- Ewe Creek Ranger Cabin No. 8
- U.S. National Register of Historic Places
- Location: 5 miles (8.0 km) downstream on the Savage River from Park Highway. Near Ewe Creek, Denali National Park & Preserve, Alaska
- Coordinates: 63°48′4″N 149°20′59″W﻿ / ﻿63.80111°N 149.34972°W
- Area: less than one acre
- Built: 1931
- Built by: National Park Service
- Architectural style: Log cabin
- MPS: Patrol Cabins, Mount McKinley National Park TR
- NRHP reference No.: 86003217
- Added to NRHP: November 25, 1986

= Ewe Creek Ranger Cabin No. 8 =

The Ewe Creek Ranger Cabin No. 8, also known as Lower Savage River Cabin and Lower Savage Patrol Cabin, is a historic backcountry shelter in Denali National Park and Preserve.
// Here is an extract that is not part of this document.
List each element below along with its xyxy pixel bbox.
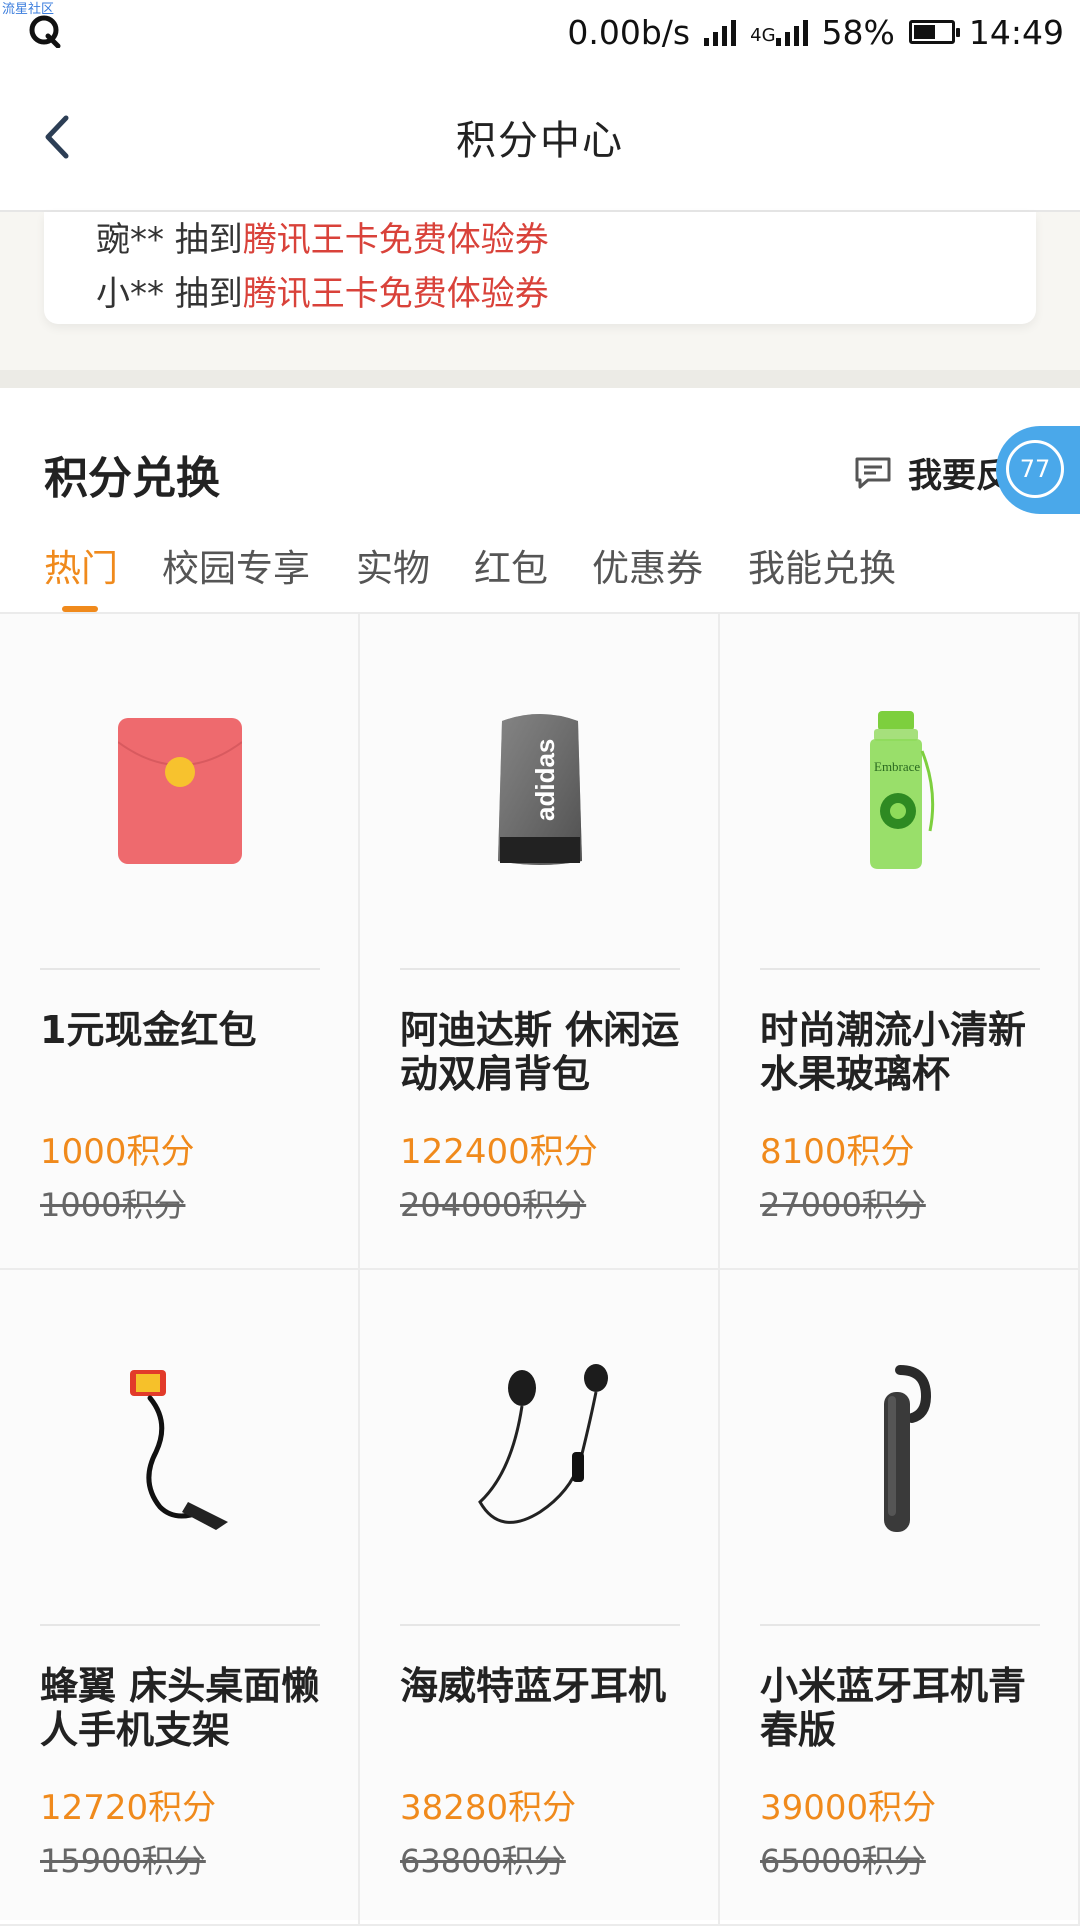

It is located 5 mi (river miles) downstream (north) from the park highway, on the banks of the Savage River. It is fashioned from peeled logs, with the gaps filled with moss, oakum, and chinking. The gable roof is corrugated metal. The cabin is one of four built by the National Park Service in the park in 1931. The cabin is used by rangers who patrol the park's backcountry.

The cabin was listed on the National Register of Historic Places in 1986.